Running Wild with Bear Grylls: The Challenge premiers tonight at 9pm EST on the National Geographic Channel.
Bear Grylls is back doing celebrity interviews out in the wild and it’s as compelling as ever. Somehow, interacting outside of a television studio or movie set while at the mercy of Nature and your host/survival guide also allows them to open up and embrace vulnerabilities that just don’t see the light of day during morning, noon, or nighttime talk shows. It may be a trust thing since they’re entrusting their immediate well-being to Grylls. Either way, it works and never ceases to amaze. This season features the likes of Natalie Portman, Ashton Kutcher, Simu Liu, and Anthony Anderson.
Bear Grylls wouldn’t be Bear Grylls if he wasn’t subjecting his guests to his form of culinary adventurism drapes in the guise of survival training. Chowing down on some form of creepy-crawlie is par for the course and an amazing display of trust on the part of Grylls’ guests.
On the surface, it’s great television because it elicits a very visceral response with the guest and also the viewer. It has to be said, watching people’s reactions before, during, and after never gets old. It’s kind of the same amusement you get watching celebrities do interviews on the Hot Ones. What makes it even more appealing is the fact that we know exactly how we would react if we were in their place. It builds this odd sort of solidarity with these celebrities who, let’s admit it, none of us will really meet in real life.
Ashton Kutcher had termites coating his fish filet like breadcrumbs on a chicken cutlet. Rob Riggle got treated to some boisterous crickets while trekking through a tunnel. Natalie Portman, Simu Liu, and Anthony Anderson were treated to that staple of gross me out Foods, the maggot.
And while Portman and Anderson were forced to ingest the little suckers, Bear Grylls had something special lined up for Simu Liu. Not only did the Shang-Chi star eat maggots with his fish, in order to catch said fish, he needed to first defrost the maggot in order to use it as bait. Unfortunately for Liu, with no microwave in sight, the warmth beneath his tongue would serve the purpose.
But on the serious side, eating these insects and wild mushrooms brings up a very serious issue: The limitations of our diets, especially Western diets, is causing all sorts of Environmental problems. We eat only a handful of meats and a sliver of the world’s edible plants. That’s a problem.

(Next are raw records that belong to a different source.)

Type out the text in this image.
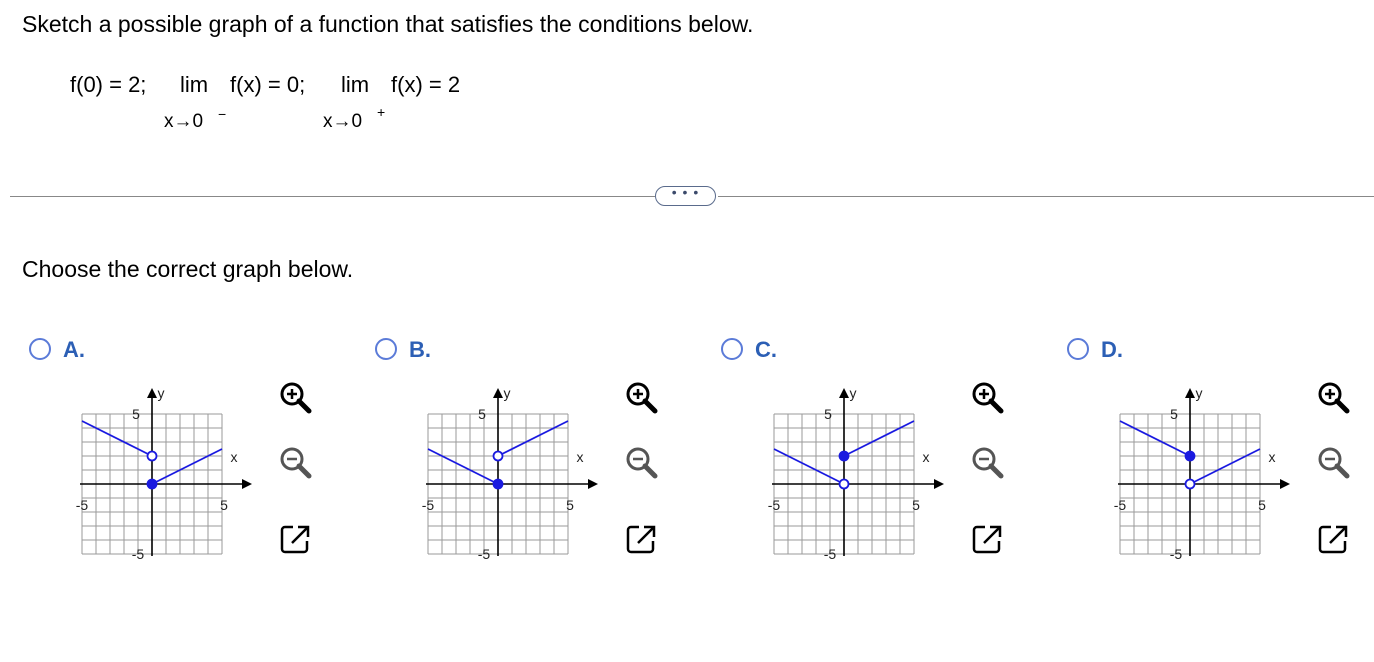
Sketch a possible graph of a function that satisfies the conditions below.
f(0) = 2; lim f(x) = 0;
x→0 −
lim f(x) = 2
x→0 +
• • •
Choose the correct graph below.
A.
5
-5
-5	5
x
y
B.
5
-5
-5	5
x
y
C.
5
-5
-5	5
x
y
D.
5
-5
-5	5
x
y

In 2013 the United Nations Food and Agriculture Organization (FAO) went so far as to officially suggest that countries should eat more insects in their diet. They take pains to highlight that many edible insects are in fact fantastic sources of protein with very little fat. For example, beetles are rich in proteins as are larval forms of bees and butterflies.
It’s not just about eating insects either. By most counts there are at least 200,000 edible species of plants on the Earth but humans only ingest roughly 200 of them. That’s a very, very small amount.
So how have our diets become so narrow? According to some experts, it comes down to ease of growing. Some plants just are not conducive to being produced on the large agricultural scale. The process of narrowing down our diets started thousands of years ago with the domestication process.
The domestication and farming of animals has become particularly troublesome. Industrial Farms pollute waterways and emit all sorts of greenhouse gases. That’s not even mentioning the animal cruelty involves. In theory, adopting protein-rich insects to our diet would go a long way to alleviating the environmental pressure factory farms puts on the environment.
Every time Bear Grylls graces our screens, he reminds us that insects and all sorts of creepy crawlies are in fact edible. While it might may seem like a gimmick, it’s anything but. What it really is is a reminder that we are eating only a portion of what is available to us and that increasing the range of our diets may actually go a long way toward saving our planet.